Many people would have left it there. However his journalists’ trades union asked the EEA for the background papers on the public tender. The EEA Executive Director refused to supply any documents at all; a rather curious attitude on what should be public information on public tenders. The reason he gave was even more curious: ‘the protection of public and private interests’ and ‘industrial and commercial secrecy’! Such an answer is all the more surprising as in Brussels the European Commission is obliged to publish all calls for tenders in the Official Journal – which is instantly available online in all languages. The results of the tenders, often involving multi-million euro contracts, are also published. It is also common practice that companies who tender can often attend the opening of bids in Commission offices and have full information about the prices other companies have submitted.

Yet as far as this European agency was concerned, financial information about part-time editing contracts for journalists would seriously expose the European Union’s vital financial interests. Revealing editing rates per page of other journalists was also a matter of the highest European secrecy, even though they are usually based on published tariffs!

It was at that stage Mr P. called for the help of the Ombudsman. He was no superman with an instant solution. Several years later after examining the documents and the EEA claims, the European Ombudsman gave his opinion: three black marks for not obeying Community law. One, the EEA had not followed tender rules. Two, it had not followed administrative procedures laid down in Community legislation. And three, it had not applied information access rules as laid down in law.
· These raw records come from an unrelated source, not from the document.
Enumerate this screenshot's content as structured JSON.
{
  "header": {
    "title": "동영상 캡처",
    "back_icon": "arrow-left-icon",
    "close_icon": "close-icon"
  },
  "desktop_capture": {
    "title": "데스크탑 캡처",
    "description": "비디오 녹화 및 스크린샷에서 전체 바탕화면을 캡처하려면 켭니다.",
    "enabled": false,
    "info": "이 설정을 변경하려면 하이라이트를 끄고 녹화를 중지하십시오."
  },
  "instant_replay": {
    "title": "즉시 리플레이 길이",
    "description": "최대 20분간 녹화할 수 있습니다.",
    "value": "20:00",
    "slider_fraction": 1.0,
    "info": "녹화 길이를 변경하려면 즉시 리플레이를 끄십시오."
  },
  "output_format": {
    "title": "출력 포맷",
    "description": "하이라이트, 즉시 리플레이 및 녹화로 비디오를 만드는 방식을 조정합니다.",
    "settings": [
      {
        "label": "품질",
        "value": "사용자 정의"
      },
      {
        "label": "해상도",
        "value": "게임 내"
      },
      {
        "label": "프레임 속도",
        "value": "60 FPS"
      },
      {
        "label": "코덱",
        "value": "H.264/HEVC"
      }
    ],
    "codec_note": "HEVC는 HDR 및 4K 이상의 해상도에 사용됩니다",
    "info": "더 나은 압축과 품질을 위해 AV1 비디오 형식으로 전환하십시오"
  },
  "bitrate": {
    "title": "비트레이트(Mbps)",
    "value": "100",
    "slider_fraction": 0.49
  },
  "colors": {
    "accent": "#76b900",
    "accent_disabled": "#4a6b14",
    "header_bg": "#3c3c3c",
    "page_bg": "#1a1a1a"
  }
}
If a citizen breaks the law he is liable. What happens with the agencies? Nearly seven years after submitting his bid, Mr. P has not still received basic information. Why after designating him as the ‘contractee’ did the EEA Board substitute other names they admitted were ‘less technically qualified in environmental matters’ ? His request for compensation for the loss of the three years’ work of the tender has gone unanswered. Having launched himself on an investigation of his own case, he got a bigger surprise. His analysis of such agencies showed how financial regulations applicable for much larger contracts can easily be fraudulently manipulated and how some agencies are trying to muzzle the press in spite of European legislation on open access to information.